7 Tips or Transitioning From Student Teacher to Classroom Teacher

By Katina Thomas
Dr. Thomas is a former Director of Student Teaching and is currently Assistant Professor of Literacy at Prairie View A&M University.

First-Year Teachers
Signing a contract and securing a teaching position is a significant milestone in the career of a teacher. This venture can foster a wide range of mixed emotions that can leave you feeling overwhelmed if you are unsure of what to do next.

With the global issue of teacher retention hovering over the education profession, student teachers must adopt specific habits to reduce the risk of burning out within the first year. For nearly 20 years, I have witnessed many new teachers begin the year ecstatic and ready to change the world but, by winter break, begin to show signs of burnout. I encourage new teachers to adopt these seven practices for navigating a smooth transition into and through their first year of teaching to establish a strong foundation of professional habits to carry them throughout their career.

1. Knowing your content outweighs winning Best Decorated Classroom.
You may have a large collection of ideas from social media, veteran teachers, and your imagination of exactly how you want to decorate your classroom. Although having a vision of your color scheme, theme, and classroom layout are essential to creating a warm environment for your students, mastering the developmentally appropriate content for each lesson takes priority. Set aside time to study the specific learning objectives and content that belong in each lesson to prepare for your students. A color-coordinated classroom is more impactful alongside meaningful learning.

2. Communicate with your administrators—they don’t bite!
The administrators hired you because you share some of the same beliefs about teaching and learning. Because of these shared beliefs, your principals and instructional coaches serve as a resource and support system for when you face an obstacle, as well as a cheering section when you are successful. Openly communicate with them about your teaching experiences during the school year so that you have a source of support throughout the learning curves of your first year in the classroom.

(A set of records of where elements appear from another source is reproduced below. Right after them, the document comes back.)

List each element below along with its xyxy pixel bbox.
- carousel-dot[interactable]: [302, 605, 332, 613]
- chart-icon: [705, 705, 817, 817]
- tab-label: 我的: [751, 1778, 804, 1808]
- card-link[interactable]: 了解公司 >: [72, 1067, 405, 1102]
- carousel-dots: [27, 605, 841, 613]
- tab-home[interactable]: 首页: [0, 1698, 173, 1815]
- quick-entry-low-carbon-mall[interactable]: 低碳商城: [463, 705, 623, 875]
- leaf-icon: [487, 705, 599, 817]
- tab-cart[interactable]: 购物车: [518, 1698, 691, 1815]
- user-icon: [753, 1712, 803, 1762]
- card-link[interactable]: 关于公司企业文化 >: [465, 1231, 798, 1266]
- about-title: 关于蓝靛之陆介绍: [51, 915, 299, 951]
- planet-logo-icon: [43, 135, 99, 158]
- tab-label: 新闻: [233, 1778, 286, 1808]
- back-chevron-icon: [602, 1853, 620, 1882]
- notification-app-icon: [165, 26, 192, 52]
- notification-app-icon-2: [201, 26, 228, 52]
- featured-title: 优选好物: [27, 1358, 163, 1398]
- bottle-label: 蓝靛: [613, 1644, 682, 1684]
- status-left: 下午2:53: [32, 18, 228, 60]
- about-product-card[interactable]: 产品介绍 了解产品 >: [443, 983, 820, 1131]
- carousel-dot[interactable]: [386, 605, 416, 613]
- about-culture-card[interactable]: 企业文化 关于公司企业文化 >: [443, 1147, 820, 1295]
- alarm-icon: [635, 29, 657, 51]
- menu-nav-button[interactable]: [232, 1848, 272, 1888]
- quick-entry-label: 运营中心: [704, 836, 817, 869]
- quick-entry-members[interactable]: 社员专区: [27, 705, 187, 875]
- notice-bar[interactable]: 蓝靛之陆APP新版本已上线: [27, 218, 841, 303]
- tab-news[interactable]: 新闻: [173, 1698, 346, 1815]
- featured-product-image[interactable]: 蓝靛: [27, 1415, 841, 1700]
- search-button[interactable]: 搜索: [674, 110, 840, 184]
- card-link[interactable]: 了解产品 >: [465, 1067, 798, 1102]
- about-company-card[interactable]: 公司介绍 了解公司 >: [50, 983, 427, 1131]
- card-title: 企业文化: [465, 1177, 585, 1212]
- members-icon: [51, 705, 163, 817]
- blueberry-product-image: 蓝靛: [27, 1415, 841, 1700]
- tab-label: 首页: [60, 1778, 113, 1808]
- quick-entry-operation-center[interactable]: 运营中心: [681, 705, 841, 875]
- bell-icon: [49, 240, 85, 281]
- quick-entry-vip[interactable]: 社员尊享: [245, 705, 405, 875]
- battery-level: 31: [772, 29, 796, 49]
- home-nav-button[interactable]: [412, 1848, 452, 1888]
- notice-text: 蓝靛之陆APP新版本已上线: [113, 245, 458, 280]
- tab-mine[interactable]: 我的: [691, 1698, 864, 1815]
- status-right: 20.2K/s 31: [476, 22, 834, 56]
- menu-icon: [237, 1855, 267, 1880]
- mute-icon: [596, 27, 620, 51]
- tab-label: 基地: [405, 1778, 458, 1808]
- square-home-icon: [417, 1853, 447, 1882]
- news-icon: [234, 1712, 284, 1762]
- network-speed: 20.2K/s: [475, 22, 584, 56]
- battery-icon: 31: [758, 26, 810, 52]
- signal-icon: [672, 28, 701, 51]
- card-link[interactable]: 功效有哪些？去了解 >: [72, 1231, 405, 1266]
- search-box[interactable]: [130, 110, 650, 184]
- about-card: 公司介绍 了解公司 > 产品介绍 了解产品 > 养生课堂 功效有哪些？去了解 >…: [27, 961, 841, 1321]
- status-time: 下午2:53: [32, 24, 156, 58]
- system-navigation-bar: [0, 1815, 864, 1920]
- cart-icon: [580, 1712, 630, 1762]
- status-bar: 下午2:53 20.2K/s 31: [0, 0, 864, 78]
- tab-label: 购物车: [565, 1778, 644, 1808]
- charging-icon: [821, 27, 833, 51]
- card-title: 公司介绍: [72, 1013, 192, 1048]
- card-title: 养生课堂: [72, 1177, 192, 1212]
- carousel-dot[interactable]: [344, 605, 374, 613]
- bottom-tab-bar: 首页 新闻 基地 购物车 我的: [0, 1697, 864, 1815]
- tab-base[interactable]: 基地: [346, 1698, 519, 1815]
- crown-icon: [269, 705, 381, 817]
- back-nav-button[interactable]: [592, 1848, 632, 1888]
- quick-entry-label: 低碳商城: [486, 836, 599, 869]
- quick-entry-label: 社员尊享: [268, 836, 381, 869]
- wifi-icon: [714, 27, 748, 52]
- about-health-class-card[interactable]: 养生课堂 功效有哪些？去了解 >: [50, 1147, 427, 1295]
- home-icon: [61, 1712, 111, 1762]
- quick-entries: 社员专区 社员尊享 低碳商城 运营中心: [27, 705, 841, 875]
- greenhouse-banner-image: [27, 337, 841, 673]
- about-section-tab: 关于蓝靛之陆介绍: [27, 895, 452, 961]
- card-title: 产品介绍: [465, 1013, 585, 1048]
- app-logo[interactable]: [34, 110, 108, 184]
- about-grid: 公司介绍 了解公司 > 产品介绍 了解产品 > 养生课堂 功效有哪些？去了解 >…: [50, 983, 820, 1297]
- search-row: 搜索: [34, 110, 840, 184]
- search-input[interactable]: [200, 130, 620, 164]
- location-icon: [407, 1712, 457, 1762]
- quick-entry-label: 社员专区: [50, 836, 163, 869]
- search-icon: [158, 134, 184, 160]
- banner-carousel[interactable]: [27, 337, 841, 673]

3. Regularly schedule check-ins with your mentor.
It is not uncommon for beginning teachers to be assigned a more experienced teacher or instructional coach as your “go-to” person during this transitional year. Mentors can often respond faster than your administrators and are available to observe you teach, plan lessons with you, and maneuver through parent conferences. They are your sounding board for feedback, second opinions, and collaboration on activities in your classroom, and they offer nuggets of advice for successful teaching.

4. Build professional relationships with your teaching peers.
Consistently creating lessons and activities that are effective and meaningful can be overwhelming when added to a list of additional job responsibilities (parent conferences, grading, and committees, to name a few). Be open to collaborating with other teachers on your team or in your department to share and swap ideas that can be implemented throughout the entire school year.

5. Apply what you learn in professional development—immediately!
Whether it was a strategy that you learned at new teacher training, a staff meeting, or a conference, applying it as soon as you return to your classroom contributes to the development of your teaching style. It also demonstrates initiative and your willingness to grow as a teacher.

6. Open the lines of communication with parents before parent–teacher conferences.
Conferences can be a source of stress for a first-year teacher if this is the first mode of contact with a parent. Initiating contact with parents within the first 2 weeks of school allows a relationship to be established without discussing their child’s academic and behavior habits. Sending an introductory email or newsletter, creating a website, making a phone call, or giving a presentation during Open House sends the message to parents that you are invested in their child’s success and are willing to work together to meet their needs.

7. Join a professional organization and a union.
Professional organizations and unions have been established primarily to foster professional growth and educate members about their rights as a teacher. These organizations also serve in the interest of the educator and provide literature and legal representation (if needed) as you navigate your career.

Being an effective and successful first-year teacher requires time, patience, and a willingness to continue learning after you have signed your contract. Pedagogical knowledge requires an understanding of content, student characteristics, and instructional techniques. No matter how well prepared you are, new teachers face challenges that cannot be anticipated or resolved in the abstract (Fayne & Ortquist-Ahrens, 2006). Gathering the tools for a smooth transition from student teacher to classroom teacher begins with knowledge and practice in a teacher preparation program, and continues throughout that pivotal first year through professional study, collaboration, and the building of support systems to guide you from the beginning to the end of the school year and beyond.
Reference
Fayne, H. R., & Ortquist-Ahrens, L. (2006). Entry-year teachers inside and outside of the academy. College Teaching, 54(4), 320–323.